After ticking all the boxes, the case officer finds a snag: not in the policies, not in the laws, not in the guidelines, but in what the dead next door neighbour might make of this.
This is from the case officer’s report: “The development as being proposed will create an additional extensive blank party wall overlooking a site currently being assessed (my emphasis) for its scheduling, on both historical and architectural merits, as indicated by the PA’s internal Heritage Planning Unit (HPU). The HPU also noted that any proposal adjacent to the site subject for scheduling, has to be considered within this scenario in order not to prejudice its outcome. In view of this, the proposed development would conflict with Thematic Objective 8 of the Strategic Plan for Environment and Development which aims for the safeguarding and enhancement of cultural heritage.”
For the gentiles the Heritage Planning Unit is an internal unit at the Planning Authority and distinct and different from the Superintendent of Cultural Heritage, an independent regulator set up by law.
So in this case, although a planning application was compliant with all written laws and regulations, a twinkle in the eyes of someone at HPU which no one outside the planning authority could have known about, is blocking it just in case the next door property might need its views protected.
How? Here’s how. The case officer’s report was filed on the 4th of May, 12 days ago. Dom Mintoff’s house was scheduled on the 11th of May, 4 days ago. The application to develop next door is due to be heard on the 31st of May.
The only way the application to develop next door can be refused is if it suddenly finds itself next door to scheduled property. And not just any scheduling. It had to be scheduled to Grade 1 to diffuse any possible argument in defence of the application. It would be quite literally like arguing for building these apartments next door to St John’s Co-Cathedral.
And nothing is left to chance. The application for these Xintill Street apartments will not be heard by an ordinary Planning Commission as would be normal procedure but has been “undelegated” to have it discussed by the plenary session of the PA Board that would normally limit itself to review major projects.

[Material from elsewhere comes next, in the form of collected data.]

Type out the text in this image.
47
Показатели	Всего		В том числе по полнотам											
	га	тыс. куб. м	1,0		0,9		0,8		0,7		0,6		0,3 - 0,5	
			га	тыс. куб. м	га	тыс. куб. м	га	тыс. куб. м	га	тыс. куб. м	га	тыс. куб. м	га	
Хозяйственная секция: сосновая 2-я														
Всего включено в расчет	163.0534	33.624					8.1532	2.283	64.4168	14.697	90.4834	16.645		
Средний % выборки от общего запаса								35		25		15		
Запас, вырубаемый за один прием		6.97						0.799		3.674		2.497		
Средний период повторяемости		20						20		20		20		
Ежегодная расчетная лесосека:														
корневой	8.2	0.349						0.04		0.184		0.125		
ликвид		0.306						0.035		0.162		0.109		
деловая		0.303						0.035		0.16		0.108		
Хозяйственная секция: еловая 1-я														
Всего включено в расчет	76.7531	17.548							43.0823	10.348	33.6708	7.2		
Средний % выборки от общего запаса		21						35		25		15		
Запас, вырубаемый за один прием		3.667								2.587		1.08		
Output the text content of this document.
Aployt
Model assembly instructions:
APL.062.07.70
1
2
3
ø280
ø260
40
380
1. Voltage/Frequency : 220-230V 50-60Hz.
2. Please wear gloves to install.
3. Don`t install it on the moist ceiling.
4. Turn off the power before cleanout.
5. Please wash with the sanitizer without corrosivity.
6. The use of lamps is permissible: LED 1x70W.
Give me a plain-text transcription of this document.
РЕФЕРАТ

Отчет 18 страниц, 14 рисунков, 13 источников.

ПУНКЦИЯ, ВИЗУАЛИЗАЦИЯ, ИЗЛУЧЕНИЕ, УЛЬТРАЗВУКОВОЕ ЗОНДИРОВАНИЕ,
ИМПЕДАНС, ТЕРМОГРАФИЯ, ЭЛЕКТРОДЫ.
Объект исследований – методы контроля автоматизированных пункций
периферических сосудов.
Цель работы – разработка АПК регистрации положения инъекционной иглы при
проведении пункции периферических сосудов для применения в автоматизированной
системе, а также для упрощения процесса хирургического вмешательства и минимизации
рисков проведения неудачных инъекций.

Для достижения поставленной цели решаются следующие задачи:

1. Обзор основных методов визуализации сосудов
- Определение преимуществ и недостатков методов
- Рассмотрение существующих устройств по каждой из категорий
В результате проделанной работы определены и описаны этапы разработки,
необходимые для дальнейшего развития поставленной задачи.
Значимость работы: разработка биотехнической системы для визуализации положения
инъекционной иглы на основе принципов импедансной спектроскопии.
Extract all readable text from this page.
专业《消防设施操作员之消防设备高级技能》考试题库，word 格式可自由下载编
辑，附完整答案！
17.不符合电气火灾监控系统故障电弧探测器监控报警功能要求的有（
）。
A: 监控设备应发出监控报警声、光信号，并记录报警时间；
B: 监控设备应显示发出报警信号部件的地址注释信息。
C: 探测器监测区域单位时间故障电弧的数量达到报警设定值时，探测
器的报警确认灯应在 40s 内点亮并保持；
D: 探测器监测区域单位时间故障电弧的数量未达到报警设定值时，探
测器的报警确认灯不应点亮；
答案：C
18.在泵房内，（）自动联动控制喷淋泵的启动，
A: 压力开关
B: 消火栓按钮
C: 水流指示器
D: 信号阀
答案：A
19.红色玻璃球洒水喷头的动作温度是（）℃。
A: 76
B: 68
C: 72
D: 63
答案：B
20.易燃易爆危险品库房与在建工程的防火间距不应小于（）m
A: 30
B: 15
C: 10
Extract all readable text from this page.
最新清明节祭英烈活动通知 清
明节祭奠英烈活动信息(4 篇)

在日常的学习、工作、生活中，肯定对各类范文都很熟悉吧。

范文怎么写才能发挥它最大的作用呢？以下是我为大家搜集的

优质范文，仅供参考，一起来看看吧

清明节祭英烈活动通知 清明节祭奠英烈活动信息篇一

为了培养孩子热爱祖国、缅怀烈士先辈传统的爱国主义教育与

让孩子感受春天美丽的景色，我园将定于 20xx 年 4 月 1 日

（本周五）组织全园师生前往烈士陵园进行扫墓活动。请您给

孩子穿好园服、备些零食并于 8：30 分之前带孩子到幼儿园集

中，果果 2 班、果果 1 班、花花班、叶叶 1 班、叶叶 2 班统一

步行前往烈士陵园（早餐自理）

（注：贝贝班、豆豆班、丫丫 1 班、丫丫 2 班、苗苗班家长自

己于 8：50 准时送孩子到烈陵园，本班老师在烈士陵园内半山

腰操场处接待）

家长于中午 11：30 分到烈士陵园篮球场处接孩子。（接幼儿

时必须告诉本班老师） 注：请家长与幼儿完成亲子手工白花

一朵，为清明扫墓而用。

This too gives us some comfort. It is not true that the ‘business friendliness’ of the government and today’s planners stops at nothing and is a blanket open door to the ever-growing appetite for construction anywhere and any way. Their open door policy does not stop at the perimeter of the development zone, or at restrictions to limit dust, noise, congestion, and over-development, or at the door of buildings of genuine historical value.
But they do draw the line around the house Dom Mintoff lived in.
There’s something deeply disturbing about a government that improvises rules to block someone from doing something which was perfectly legal the day before, not because the government has found some policy gap but because of purely personal, subjective considerations. It is the flip side of the same collapse of rule of law that allows government to ignore its own rules when doing so is to some personal, subjective advantage.